El hijo quería guardarse en secreto la lección de esa tarde en que vio torear a Manolete: el triunfo, la gloria, son pasajeras, hay que matar a un toro tras otro para aplazar nuestra propia derrota final, el día que nuestro toro nos mate, hay que cortar oreja y rabo y salir en triunfo todos los días que nos dure la vida…

– Dicen que la gente hasta vende sus coches y colchones para comprar entradas a la plaza y ver a Manolete, ¿será cierto? -preguntó Dan ton.

– Por primera vez, hay tres corridas por semana en la plaza -sentenció Juan Francisco-. Por algo será.

El torero galán se paseaba por los nuevos centros nocturnos de la nueva ciudad cosmopolita -Casanova, Minuit, Sans Souci- con Fernanda Montel, una mujer tamaño valkiria que compensaba la hondura de sus escotes con la altura de sus peinados, verdaderas torres teñidas de azul, verde, color de rosa. En Coyoacán paseaba sus poodles el destronado rey Carol de Rumania, bigote de aguacero, ojos de ostra y mentón en retirada, con su amante Magda Lupescu, más atenta a sus zorros plateados que a su rey exiliado y desde una mesa del Ciros del Hotel Reforma Carmen Cortina hacía planes de batalla con sus viejos aliados, la actriz Andrea Negrete, el Nalgón del Rosal y la pintora inglesa Felicity Smith para reclutar a toda la fauna internacional llegada a México con la marea de la guerra ¡Dios te bendiga, Adolfo Hitler!, suspiraba la hostess Cortina a su grupo sentado no lejos del patrón del Ciros, un enano de fistol llamado A.C. Blumenthal, testaferro del gángster hollywoodense «Bugsy» Siegel, cuya amante desechada, Virginia Hill, dueña en el mentón tembloroso y el pelo desteñido de esa tristeza repentina que ataca a algunas mujeres de la ciudad de Los Angeles, bebía martini tras martini que el novelista John Steinbeck, con sus ojos de Gordon's Gin llenos de batallas perdidas, y venido a México para la filmación de su novela La perla, le servía en biberón a su cocodrilo amaestrado, superando las audacias bravuconas del director de la película, Emilio «El Indio» Fernández, amigo de amenazar a mano armada a quienes discrepasen de sus ideas arguméntales y enamorado de la actriz Olivia de Havilland, en cuyo honor mandó bautizar con el nombre de «Dulce Olivia» la calle donde se encontraba el castillo que «El Indio» se mandó hacer con los salarios del éxito, Flor silvestre, María Candelaria, Enamorada…
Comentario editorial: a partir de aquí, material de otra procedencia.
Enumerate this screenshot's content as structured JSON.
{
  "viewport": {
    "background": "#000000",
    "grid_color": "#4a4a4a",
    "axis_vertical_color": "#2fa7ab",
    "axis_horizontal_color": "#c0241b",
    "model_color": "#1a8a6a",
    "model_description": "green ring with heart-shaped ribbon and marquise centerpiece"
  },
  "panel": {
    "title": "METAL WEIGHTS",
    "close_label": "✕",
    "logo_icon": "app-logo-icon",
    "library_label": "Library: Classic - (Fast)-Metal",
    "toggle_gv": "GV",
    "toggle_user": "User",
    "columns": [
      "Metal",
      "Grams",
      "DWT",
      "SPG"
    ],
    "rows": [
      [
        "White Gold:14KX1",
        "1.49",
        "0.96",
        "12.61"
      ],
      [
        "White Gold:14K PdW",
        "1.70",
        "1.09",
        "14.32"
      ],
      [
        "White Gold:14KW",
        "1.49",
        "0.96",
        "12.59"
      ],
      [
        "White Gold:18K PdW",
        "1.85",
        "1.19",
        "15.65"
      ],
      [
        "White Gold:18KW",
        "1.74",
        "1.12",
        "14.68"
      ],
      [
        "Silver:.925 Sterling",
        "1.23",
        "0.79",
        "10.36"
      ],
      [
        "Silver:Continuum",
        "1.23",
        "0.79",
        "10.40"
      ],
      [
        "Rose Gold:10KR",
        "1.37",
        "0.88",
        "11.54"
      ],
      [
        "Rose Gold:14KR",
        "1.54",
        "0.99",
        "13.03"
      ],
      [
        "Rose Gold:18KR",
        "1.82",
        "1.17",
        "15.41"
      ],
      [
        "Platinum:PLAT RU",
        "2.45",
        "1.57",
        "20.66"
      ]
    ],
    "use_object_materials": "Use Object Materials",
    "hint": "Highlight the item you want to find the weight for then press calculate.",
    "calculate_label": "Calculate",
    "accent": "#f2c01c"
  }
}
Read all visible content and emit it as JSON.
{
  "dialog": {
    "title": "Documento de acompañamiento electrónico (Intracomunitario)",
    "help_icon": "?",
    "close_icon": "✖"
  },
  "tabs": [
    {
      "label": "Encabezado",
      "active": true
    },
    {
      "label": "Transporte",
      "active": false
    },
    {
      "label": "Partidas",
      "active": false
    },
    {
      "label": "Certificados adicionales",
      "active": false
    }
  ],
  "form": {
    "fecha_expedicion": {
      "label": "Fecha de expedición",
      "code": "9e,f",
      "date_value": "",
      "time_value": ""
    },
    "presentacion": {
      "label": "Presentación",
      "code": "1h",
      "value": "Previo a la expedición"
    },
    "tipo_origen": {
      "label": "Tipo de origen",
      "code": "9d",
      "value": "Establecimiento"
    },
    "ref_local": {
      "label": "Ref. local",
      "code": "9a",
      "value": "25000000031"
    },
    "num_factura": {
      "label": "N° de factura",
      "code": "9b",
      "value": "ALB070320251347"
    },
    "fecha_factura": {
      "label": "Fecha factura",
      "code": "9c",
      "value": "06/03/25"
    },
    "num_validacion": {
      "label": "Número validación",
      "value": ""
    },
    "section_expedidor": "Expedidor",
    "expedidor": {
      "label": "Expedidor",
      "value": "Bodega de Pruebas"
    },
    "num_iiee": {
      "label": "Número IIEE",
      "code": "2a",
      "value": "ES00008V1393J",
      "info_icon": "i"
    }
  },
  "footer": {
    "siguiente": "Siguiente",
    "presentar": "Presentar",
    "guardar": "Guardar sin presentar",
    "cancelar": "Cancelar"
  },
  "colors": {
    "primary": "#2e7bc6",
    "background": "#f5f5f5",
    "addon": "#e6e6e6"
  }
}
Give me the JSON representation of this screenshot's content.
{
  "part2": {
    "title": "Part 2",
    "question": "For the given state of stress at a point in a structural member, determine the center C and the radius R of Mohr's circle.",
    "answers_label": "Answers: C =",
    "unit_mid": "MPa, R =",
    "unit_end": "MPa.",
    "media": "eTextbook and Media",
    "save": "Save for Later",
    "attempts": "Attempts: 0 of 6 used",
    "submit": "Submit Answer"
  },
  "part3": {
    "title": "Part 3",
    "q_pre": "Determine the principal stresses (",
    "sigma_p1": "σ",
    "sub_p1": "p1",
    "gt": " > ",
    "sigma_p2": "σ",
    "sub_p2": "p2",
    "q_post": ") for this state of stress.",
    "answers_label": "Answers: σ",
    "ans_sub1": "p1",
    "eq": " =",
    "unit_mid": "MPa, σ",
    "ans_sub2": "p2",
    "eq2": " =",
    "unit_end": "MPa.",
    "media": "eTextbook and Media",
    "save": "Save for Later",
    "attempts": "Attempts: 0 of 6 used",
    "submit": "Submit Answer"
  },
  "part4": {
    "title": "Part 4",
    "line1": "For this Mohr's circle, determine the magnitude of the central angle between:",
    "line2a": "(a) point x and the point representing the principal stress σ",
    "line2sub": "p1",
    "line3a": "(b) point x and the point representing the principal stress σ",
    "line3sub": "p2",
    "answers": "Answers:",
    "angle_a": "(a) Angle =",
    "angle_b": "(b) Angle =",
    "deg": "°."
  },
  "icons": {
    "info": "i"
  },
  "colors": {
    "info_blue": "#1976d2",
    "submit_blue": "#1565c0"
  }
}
Laura Díaz tuvo que ir al Ciros porque Diego Rivera estaba pintando una serie de desnudos femeninos para decorar el lugar,

inspirados en el propio amor estelar de Rivera, la actriz Paulette Go-dard, una mujer inteligente y ambiciosa que sólo le habló a Laura para no hacerle caso a Diego y picarlo mientras Laura, a su vez, miraba con una ironía tan dulce como la calle donde vivía El Indio, a la concurrencia de gente que no había vuelto a ver en quince años, el grupo de Carmen Cortina y los satélites que iban y venían por su mesa, el pintor tapatío Tízoc Ambriz empeñado en vestirse de riele-ro a pesar de sus cincuenta años, la huella imborrable del tiempo impresa en cada rostro invulnerable en su pretensión, comido en su realidad como un panteón de figuras de cera, la «Berrenda» Andrea muy gorda, el otrora gordo y chapeteado gachupín Onomástico Galán desinflado y arrugado como un condón usado, el pintor británico James Saxon cada vez más parecido a la Casa de Windsor en su conjunto, y su vieja compañera de Xalapa, Elizabeth Dupont ex-de-Caraza, flaca como una momia, con un temblorín en una mano y la otra apretada a la de un hombre joven, moreno, bigotón, e imperturbable padrote.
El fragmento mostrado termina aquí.